The year 2020 and the COVID-19 pandemic brought a lot of struggle to the people of Ireland; particularly those in business. However, it also brought opportunities for many enterprising Irish entrepreneurs. Consumer behaviour changed rapidly with lockdown measures in March – home cooking increased, as did online shopping and demand for delivery.
These changes occurred as a direct result of COVID-19, but even now, as we hope to return to some kind of normalcy with the scheduled roll-out of the vaccine, these consumer behaviours and expectations remain. Most Irish businesses plan to continue their online services and delivery options; realising it has opened up an entirely new side to their existing business.
For others, lockdown presented an opportunity to take the plunge into business for the first time. Farmsy.ie is a business born during the first COVID-19 lockdown in March. Husband-and-wife team Michael and Carmen O’Sullivan saw potential, started off small and now, having grown substantially in a relatively short time, are looking at the long-term viability of the business, which delivers locally grown and produced foods directly to their Co Cork client base.
“I suppose we started with our own hens,” Carmen says. “We live on a popular walkway and people out walking would see our hens out and about. Some started asking about eggs, so we got more hens and started stocking an honestly box. Michael’s a real people person, and after a while, he set up an egg run (around Kinsale, mostly) and it’s just gotten so popular – just by word of mouth.
“In lockdown, people were asking if we were able to source other products, which is how Farmsy.ie really started,” she continues. “Local producers were hit badly when lockdown started and some even had to plough their veg under. One supplier worked with 70 cafes and restaurants in Cork pre-lockdown, which overnight went down to four. So we were doing a small bit, just to help, by getting their products directly to customers. Our clients love the products and love having them delivered.”
Using their skills
Michael works for the county council and Carmen rents out a holiday home in Kinsale. Her background is in web design, so when Michael saw the opportunity to start selling locally, she was able to quickly develop a website. Each Monday, they post the available food items on the website; ensuring customers can make their orders by Wednesday morning. That gives Carmen and Michael most of Wednesday and Thursday to organise product from producers and arrange for deliveries, which take place each Friday and Saturday.
As Michael has continued to work his full-time job throughout the year, this extra work has taken its toll – especially as their business has grown. He plans to take leave for 2021 to further develop Farmsy.ie.
“We started the business in March,” Carmen explains. “While we were in lockdown, I was free to help Michael, but then [during the summer months], I was busy with the holiday home with local Irish visitors.

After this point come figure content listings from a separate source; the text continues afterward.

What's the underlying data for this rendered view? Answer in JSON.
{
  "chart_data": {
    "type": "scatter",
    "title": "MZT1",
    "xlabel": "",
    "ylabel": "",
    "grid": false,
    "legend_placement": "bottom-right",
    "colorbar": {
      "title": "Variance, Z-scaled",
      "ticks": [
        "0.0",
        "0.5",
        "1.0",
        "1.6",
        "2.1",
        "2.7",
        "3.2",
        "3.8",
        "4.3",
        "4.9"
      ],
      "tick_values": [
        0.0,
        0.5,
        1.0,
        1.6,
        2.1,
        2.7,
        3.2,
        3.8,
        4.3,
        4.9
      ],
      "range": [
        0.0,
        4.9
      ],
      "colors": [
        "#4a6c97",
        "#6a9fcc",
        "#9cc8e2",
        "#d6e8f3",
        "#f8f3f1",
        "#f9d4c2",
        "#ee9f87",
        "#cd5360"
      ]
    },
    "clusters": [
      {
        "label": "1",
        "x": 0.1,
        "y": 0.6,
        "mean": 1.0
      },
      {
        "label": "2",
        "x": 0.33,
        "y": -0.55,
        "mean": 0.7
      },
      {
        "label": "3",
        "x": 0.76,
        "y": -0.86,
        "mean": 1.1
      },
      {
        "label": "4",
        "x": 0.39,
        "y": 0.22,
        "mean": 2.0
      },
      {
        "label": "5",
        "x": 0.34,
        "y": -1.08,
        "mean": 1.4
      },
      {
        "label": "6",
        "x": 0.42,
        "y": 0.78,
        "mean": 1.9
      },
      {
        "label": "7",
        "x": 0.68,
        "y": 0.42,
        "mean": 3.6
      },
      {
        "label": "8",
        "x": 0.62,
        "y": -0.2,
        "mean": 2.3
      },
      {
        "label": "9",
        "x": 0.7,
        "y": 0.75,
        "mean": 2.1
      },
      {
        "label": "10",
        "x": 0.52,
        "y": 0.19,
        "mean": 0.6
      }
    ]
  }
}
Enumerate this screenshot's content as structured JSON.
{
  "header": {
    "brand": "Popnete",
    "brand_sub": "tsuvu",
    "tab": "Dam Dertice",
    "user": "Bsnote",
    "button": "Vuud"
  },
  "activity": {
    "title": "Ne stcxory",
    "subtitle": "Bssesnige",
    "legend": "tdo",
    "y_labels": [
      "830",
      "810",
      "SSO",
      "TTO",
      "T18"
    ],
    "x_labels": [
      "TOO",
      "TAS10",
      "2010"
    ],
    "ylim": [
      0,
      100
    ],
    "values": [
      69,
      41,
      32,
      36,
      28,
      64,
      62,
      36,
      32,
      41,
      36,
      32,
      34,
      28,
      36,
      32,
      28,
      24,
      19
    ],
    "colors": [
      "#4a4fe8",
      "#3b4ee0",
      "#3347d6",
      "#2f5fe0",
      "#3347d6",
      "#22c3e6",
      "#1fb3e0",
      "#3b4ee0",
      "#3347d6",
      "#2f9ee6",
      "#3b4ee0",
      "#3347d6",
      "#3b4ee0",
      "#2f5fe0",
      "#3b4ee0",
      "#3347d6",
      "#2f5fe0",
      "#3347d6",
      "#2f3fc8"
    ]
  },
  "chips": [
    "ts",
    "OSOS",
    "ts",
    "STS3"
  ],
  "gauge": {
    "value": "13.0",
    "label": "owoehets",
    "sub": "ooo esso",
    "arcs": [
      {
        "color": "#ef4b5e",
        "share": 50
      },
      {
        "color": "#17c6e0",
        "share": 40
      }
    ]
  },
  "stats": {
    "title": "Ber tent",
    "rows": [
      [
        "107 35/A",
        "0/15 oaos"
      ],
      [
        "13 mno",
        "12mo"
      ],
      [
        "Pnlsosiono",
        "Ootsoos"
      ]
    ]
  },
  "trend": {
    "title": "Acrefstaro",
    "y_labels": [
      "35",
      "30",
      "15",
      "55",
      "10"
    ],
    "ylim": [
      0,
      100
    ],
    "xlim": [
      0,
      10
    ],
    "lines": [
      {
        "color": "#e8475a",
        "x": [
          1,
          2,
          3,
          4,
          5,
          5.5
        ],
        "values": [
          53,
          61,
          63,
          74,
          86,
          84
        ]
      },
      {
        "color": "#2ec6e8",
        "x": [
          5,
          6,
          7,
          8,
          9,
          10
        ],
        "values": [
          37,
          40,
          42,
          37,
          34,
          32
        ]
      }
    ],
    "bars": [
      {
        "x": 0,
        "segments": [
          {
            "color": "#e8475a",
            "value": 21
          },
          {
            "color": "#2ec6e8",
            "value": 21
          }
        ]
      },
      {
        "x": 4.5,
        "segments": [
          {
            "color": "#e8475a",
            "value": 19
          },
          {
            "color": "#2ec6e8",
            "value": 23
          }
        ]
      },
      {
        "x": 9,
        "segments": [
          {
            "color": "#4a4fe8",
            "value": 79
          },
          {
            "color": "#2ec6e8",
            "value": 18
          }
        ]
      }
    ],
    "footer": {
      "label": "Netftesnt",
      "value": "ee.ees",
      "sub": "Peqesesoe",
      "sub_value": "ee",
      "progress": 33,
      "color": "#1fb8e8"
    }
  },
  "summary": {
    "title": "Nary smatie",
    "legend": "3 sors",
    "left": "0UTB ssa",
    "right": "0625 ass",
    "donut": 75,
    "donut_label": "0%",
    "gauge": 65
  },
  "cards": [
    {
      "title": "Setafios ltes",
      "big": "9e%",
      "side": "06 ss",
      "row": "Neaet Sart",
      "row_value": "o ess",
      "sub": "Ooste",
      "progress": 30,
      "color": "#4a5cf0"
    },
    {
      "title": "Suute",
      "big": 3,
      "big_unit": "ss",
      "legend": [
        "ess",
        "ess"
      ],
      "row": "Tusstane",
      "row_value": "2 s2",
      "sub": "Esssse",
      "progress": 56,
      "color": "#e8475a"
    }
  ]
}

“However, I kept helping Michael as the business was growing. I do the administrative work and Michael is collecting, receiving and delivering – at the moment it’s just the two of us.

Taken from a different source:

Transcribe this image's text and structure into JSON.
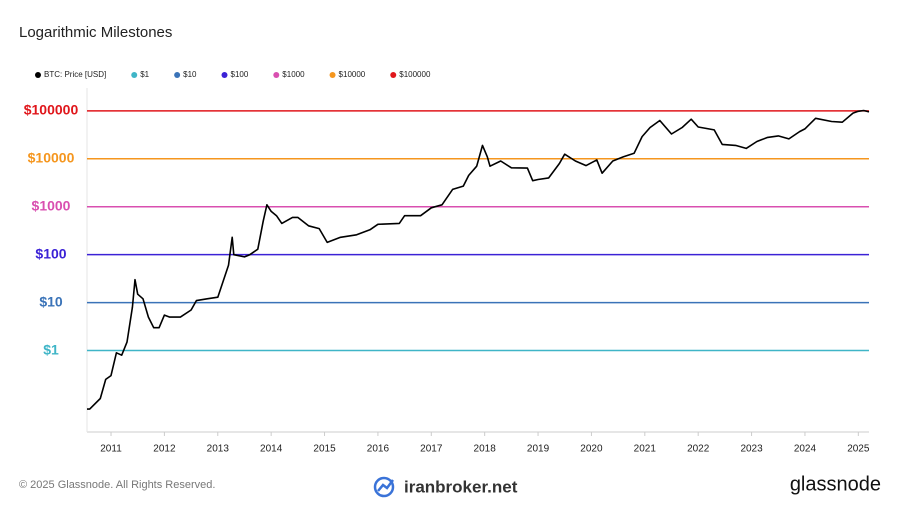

“We see ourselves expanding at a steady, manageable pace in the next year,” she continues. “There are always teething problems in the beginning. You don’t want to disappoint customers; that’s the last thing we want.”
Plenty of choice
Currently, customers can order local organic meat (including beef sausages and tomahawk steak), beetroot, stir fry greens and curly kale from Food for Humans (a producer based in Ballinhassig), cauliflower and purple sprouting broccoli from Horizon Farm in Kinsale, their own fresh eggs, and fresh herbs from Ancient Organics in Rosscarbery.
“In the New Year, the plan is to add more suppliers to the list,” Carmen says. “Dairy products and bread are at the top of the list, and then we’ll see after that.”

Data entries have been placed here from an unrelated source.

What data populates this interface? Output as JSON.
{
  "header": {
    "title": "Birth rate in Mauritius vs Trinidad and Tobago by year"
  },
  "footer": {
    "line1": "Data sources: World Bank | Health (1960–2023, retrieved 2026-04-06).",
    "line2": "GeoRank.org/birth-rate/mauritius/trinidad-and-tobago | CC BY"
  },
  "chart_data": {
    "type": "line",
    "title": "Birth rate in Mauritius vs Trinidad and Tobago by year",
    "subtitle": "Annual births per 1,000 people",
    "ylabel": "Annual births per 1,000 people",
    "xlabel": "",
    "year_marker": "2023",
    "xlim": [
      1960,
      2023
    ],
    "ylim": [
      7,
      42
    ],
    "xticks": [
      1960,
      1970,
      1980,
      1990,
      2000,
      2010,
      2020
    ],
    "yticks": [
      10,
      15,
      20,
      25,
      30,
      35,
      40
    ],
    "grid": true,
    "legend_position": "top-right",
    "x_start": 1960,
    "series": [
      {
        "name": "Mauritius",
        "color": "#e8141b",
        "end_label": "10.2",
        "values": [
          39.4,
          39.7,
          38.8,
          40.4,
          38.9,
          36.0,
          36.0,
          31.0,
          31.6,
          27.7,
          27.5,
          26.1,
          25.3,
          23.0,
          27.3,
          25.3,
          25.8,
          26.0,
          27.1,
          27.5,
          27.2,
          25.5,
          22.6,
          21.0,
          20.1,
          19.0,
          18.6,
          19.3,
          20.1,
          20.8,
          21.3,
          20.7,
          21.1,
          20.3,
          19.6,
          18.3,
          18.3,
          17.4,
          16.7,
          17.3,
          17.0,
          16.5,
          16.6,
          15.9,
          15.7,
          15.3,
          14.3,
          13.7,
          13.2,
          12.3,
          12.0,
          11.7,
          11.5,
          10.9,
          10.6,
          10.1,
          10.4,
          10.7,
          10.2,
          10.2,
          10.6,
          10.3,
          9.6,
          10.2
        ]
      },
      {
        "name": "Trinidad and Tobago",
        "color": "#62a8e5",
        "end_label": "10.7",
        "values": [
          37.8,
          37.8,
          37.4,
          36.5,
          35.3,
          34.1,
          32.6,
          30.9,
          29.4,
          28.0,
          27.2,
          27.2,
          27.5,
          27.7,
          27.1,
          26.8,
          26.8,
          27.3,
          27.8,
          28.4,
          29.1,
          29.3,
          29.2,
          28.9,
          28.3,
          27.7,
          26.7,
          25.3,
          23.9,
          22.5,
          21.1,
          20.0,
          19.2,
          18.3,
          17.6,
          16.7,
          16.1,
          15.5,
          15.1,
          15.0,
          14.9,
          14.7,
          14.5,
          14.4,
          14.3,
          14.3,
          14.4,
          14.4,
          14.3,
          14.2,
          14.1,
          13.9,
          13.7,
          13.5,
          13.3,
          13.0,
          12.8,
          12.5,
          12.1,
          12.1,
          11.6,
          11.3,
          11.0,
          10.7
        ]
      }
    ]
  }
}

Michael and Carmen currently focus on a route between Bandon and Blarney in Co Cork. As it’s still just the two of them, they can’t expand further into west Cork, but they would love to hear from potential customers around the county, see where they live and develop their future routes around these areas of interest.
The danger with selling online is always losing that face-to-face interaction with your customer base
Carmen believes, even though they’ve gone the digital route with their business, they are still able to provide the service and personal attention consumers expect and desire. The danger with selling online is always losing that face-to-face interaction with your customer base. Luckily, as Michael is doing the deliveries, they haven’t felt any disconnect.
“People know Michael,” she laughs. “The new customers meet him when he arrives with their deliveries, so we definitely haven’t lost that personal touch. This is something Michael enjoys, anyway; it’s one of the reasons he enjoyed the egg run in the beginning. He wouldn’t have had that many deliveries, but he would take a long time [to get home] because he’d be chatting away to everyone!”